Zu erwähnen seien nebendem die unbestritten starken Darsteller, allen voran der nicht wiederzuerkennende Mifune Toshirō verblüfft in der für ihn untypischen Hauptrolle des alternden Patriarchen und Fabrikbesitzers, der sich um augenscheinlich jeden seiner Liebsten bis zum letzten selbstlos zu sorgen scheint und zu den größten, entsagungsvollen Opfern bereit ist, sowie der Tod von Kurosawas Stammkomponisten Hayasaka Fumio, weswegen sein Schüler Masaru Satō den Score für "Ikimono no kiroku" fertigstellen musste und fortan seinen Posten einnahm. (7,5)

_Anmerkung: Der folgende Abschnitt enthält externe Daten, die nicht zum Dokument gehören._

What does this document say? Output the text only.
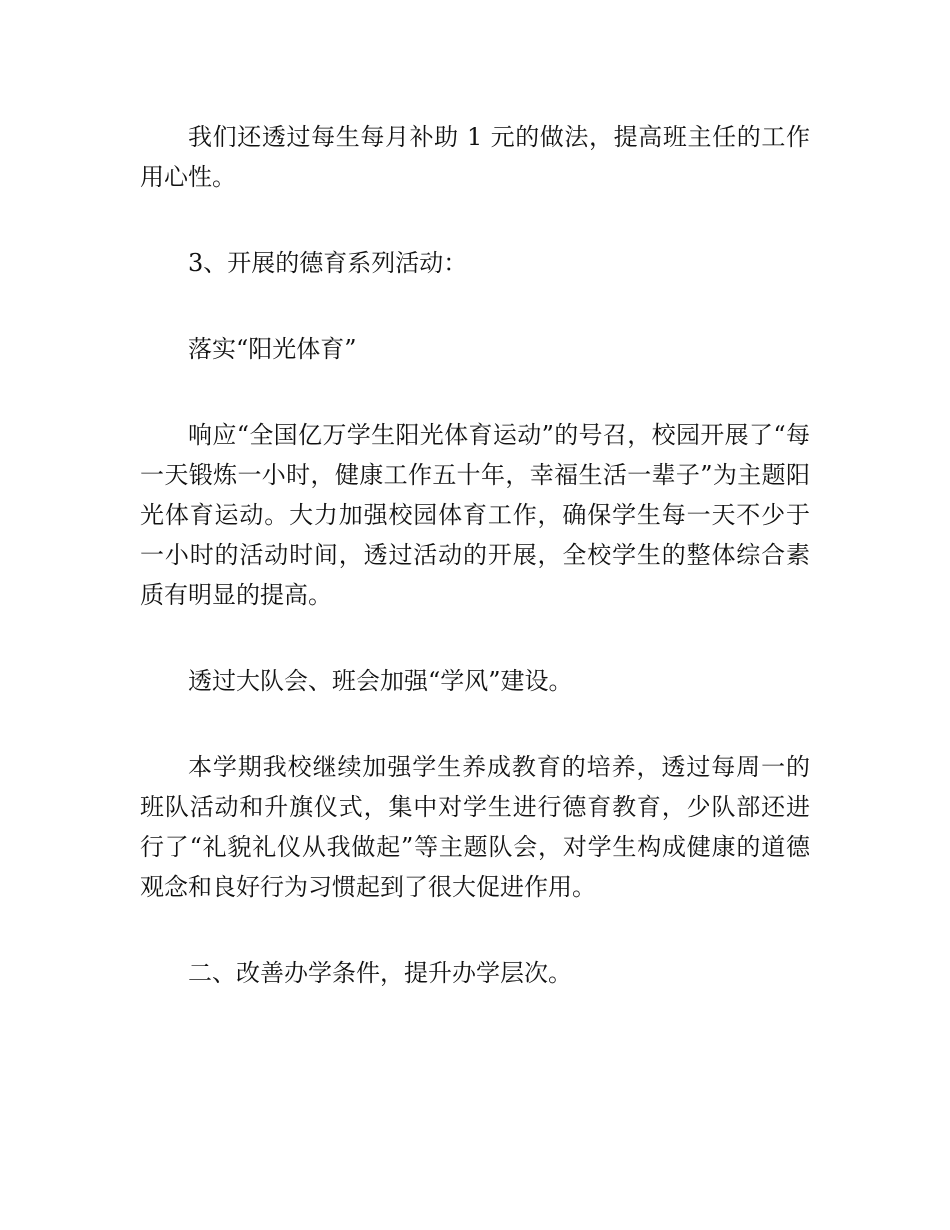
我们还透过每生每月补助 1 元的做法，提高班主任的工作用心性。

3、开展的德育系列活动：

落实“阳光体育”

响应“全国亿万学生阳光体育运动”的号召，校园开展了“每一天锻炼一小时，健康工作五十年，幸福生活一辈子”为主题阳光体育运动。大力加强校园体育工作，确保学生每一天不少于一小时的活动时间，透过活动的开展，全校学生的整体综合素质有明显的提高。

透过大队会、班会加强“学风”建设。

本学期我校继续加强学生养成教育的培养，透过每周一的班队活动和升旗仪式，集中对学生进行德育教育，少队部还进行了“礼貌礼仪从我做起”等主题队会，对学生构成健康的道德观念和良好行为习惯起到了很大促进作用。

二、改善办学条件，提升办学层次。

Das süße Leben [La dolce vita(1960)
Federico Fellinis legendäre, episodenhafte Chronique scandaleuse, Marcello Mastroiannis vielbeschworener Streifzug durch Welt der Reichen und Schönen - eine gnadenlose Abrechnung mit der Hautevolee Roms? Ganz so einfach macht es Fellini einem da nicht. In Wahrheit muss sich ein Jeder, der in "La Dolce Vita" eine einseitige Kritik an der Banalität der High Society zu erkennen meint, selbst den Vorwurf einer entlarvenden, möglicherweise ideologisch aufgeladenen, voreingenommenen Oberflächlichkeit oder Projektion gefallen lassen. Bestimmt entbehrt Fellinis schwer fassbares Gebilde weder einer scharfsinnigen, kritischen Sichtweise auf die High Society, auf ihre Illusionen, Verlockungen und Verheißungen, noch eines dekuvrierenden Blickes hinter all die verzweifelten Maskeraden und das glamouröse, blendende Aufspielen, welcher die unter all dem Glanz brodelnde Verzweiflung offenlegt. Bei alledem muss man nichtsdestoweniger einsehen, dass er der abgebildeten Welt, zu der er sich im Endeffekt zugehörig erachtete, eine in gleichem Maße faszinierte, manchmal vielleicht ein Gran weit traurig anmutende Zuneigung entgegenbringt. "La dolce vita" ist keine beißende Satire im engeren Sinne, doch er handelt zweifelsohne von Menschen, mehr noch: von ihrem unerfüllt bleibenden Sehnen nach Sinn, nach Erfüllung, nach Liebe. Dass dieses Sehnen bisweilen arg merkwürdige Formen und Auswüchse annimmt, liegt nun mal in der Natur des Menschen. Daher preist Fellini in gleicher Weise, was er nicht ernstlich verdammt. (9)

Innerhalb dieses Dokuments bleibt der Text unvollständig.